As used in cars, the gauge consists of two parts:
The sending unit usually uses a float connected to a variable resistor. When the tank is full, the resistor is set to its low resistance value. As the tank empties, the float drops and the slides a moving contact along the resistor, increasing its resistance, finally reaching its highest value when the tank is empty. In addition, when the resistance is at a certain point, it will also turn on a "low fuel" light on some vehicles.
Meanwhile, the indicator unit (usually mounted on the instrument panel) is measuring and displaying the amount of electrical current flowing through the sending unit. When the tank level is high and maximum current is flowing, the needle points to "F" indicating a full tank. When the tank is empty and the least current is flowing, the needle points to "E" indicating an empty tank.
The system is fail safe; a fault that opens the electrical circuit causes the indicator to show the tank as being empty (which will provoke the driver to refill the tank(in theory)) rather than full (which would allow the driver to run out of fuel with no prior notification).
Systems that measure large fuel tanks (including underground storage tanks) may use the same electro-mechanical principle or may make use of a pressure sensor, sometimes connected to a mercury manometer.

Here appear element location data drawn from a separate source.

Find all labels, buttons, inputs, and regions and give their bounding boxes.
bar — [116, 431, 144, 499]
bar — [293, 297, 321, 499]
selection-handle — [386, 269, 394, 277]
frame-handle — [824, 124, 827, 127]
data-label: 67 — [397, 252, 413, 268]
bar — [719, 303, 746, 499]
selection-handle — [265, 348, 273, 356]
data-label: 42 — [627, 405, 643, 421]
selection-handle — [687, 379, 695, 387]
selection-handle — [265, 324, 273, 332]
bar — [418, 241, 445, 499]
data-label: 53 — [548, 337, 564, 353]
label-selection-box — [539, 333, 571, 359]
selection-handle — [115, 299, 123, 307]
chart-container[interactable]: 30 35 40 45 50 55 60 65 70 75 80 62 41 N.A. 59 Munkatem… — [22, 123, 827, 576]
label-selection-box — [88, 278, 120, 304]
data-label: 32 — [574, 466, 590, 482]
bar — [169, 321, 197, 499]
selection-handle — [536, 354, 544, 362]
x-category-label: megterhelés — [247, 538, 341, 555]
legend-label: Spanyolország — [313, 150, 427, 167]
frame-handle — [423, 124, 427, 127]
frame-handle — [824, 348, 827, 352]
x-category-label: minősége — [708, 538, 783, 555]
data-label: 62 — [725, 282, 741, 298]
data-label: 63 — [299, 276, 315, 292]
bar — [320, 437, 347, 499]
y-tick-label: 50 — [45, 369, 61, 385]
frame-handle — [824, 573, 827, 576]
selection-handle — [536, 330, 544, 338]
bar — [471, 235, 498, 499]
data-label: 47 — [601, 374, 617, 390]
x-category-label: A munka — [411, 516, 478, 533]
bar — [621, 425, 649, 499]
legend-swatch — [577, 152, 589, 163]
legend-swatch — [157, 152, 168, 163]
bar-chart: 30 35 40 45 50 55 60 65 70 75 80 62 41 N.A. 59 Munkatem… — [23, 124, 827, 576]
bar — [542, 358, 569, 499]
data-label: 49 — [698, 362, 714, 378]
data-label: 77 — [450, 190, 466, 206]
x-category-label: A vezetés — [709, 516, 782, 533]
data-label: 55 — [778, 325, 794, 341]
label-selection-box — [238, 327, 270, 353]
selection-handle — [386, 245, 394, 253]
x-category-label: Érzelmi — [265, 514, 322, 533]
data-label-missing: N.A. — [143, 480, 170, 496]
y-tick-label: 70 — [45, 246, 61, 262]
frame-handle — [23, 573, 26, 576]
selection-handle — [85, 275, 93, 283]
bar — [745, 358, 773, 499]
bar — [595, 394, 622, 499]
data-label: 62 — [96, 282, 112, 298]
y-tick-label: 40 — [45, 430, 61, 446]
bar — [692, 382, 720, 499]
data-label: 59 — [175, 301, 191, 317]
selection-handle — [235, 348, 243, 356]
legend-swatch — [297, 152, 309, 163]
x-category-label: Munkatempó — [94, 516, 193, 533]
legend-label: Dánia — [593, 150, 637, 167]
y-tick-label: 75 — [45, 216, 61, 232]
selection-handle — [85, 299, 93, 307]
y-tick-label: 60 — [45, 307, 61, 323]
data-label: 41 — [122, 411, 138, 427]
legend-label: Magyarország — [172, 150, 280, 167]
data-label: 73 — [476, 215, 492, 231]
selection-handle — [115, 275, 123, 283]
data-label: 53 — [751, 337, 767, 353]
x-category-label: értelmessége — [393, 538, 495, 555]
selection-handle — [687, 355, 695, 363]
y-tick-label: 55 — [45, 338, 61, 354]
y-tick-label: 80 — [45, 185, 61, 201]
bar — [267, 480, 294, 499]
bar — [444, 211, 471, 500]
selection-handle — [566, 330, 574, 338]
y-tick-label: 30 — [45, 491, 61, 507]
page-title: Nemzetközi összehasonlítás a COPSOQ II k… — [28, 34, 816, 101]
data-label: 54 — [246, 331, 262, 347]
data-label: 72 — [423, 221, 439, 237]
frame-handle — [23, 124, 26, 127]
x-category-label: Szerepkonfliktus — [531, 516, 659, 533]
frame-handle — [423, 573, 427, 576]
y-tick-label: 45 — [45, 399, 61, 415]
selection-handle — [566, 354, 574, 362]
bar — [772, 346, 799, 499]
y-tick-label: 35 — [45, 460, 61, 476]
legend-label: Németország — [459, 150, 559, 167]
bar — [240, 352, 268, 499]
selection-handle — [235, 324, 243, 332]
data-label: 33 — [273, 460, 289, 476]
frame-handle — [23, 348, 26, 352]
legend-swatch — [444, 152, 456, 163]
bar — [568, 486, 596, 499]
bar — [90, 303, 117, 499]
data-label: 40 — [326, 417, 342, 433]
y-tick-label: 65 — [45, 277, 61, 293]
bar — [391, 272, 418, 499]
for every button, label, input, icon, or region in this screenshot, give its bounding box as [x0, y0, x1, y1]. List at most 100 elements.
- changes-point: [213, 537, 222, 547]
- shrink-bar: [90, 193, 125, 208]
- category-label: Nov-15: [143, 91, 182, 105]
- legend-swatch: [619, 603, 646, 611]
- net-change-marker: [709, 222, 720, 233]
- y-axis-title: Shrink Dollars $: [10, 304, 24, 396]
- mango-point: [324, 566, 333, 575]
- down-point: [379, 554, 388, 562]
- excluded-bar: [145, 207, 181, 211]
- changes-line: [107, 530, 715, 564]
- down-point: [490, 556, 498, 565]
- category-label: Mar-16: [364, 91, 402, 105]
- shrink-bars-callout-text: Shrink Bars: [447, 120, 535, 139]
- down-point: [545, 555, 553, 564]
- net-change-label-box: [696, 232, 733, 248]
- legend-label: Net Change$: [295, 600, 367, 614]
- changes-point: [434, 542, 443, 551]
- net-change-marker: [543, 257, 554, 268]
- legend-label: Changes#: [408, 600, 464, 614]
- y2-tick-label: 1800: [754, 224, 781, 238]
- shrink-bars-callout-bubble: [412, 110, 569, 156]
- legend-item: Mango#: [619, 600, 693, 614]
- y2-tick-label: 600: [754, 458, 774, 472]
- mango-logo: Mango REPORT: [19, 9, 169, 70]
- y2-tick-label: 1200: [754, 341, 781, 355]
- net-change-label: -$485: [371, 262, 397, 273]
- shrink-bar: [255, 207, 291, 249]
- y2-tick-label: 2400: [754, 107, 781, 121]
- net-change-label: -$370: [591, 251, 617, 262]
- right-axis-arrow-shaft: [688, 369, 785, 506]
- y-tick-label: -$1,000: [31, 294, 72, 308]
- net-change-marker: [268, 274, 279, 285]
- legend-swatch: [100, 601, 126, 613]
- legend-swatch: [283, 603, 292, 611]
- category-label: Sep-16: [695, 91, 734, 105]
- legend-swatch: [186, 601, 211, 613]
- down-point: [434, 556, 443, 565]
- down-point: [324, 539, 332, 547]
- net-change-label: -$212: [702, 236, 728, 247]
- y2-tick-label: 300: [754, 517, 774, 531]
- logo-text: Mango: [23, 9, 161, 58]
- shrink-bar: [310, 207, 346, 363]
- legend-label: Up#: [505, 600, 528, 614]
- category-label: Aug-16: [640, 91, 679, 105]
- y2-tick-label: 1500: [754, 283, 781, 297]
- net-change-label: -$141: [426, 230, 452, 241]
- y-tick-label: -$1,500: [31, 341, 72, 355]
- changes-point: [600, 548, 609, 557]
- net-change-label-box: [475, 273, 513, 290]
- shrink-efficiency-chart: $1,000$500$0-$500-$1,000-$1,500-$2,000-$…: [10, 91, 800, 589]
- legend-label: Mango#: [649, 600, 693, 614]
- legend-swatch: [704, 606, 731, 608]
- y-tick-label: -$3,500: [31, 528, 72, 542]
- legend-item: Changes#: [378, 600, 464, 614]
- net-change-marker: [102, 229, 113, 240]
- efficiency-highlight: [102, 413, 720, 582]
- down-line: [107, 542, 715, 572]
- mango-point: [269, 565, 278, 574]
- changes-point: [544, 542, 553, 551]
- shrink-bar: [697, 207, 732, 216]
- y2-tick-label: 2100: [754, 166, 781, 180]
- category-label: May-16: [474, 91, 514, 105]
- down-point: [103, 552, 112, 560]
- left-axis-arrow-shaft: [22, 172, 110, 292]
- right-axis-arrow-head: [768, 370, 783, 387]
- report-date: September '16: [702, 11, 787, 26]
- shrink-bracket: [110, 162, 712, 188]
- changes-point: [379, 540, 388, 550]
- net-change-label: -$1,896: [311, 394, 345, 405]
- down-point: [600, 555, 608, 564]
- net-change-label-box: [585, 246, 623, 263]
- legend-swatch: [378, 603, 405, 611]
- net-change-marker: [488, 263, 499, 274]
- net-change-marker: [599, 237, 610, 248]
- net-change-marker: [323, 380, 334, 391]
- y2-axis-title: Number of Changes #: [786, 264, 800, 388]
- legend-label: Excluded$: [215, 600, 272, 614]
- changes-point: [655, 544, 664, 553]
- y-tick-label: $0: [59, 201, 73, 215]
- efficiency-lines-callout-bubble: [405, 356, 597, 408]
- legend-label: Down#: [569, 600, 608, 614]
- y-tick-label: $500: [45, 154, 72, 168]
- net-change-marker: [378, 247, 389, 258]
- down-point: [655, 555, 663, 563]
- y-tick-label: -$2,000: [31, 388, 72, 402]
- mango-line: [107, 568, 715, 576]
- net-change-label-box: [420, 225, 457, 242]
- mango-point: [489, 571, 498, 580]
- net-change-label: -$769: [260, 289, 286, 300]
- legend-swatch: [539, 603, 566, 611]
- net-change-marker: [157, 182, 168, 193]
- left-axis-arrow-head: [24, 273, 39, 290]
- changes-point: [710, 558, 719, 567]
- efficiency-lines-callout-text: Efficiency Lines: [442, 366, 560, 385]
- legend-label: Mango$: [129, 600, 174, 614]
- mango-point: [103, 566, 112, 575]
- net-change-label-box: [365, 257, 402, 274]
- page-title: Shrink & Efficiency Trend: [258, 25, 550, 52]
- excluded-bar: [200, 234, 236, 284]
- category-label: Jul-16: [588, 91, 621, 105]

Large airplanes use a different fuel gauge design principle. An airplane has a few (around 30 on an A320) low voltage capacitors where the fuel can go between them. At different fuel levels there are different capacitances (i.e. capacitance proportional to the height of fuel) and therefore the level of fuel can be determined. For the aircraft pitch and roll attitudes the fuel computer works out how much fuel there is (slightly different on different manufacturers). In total this is more than 99% accurate.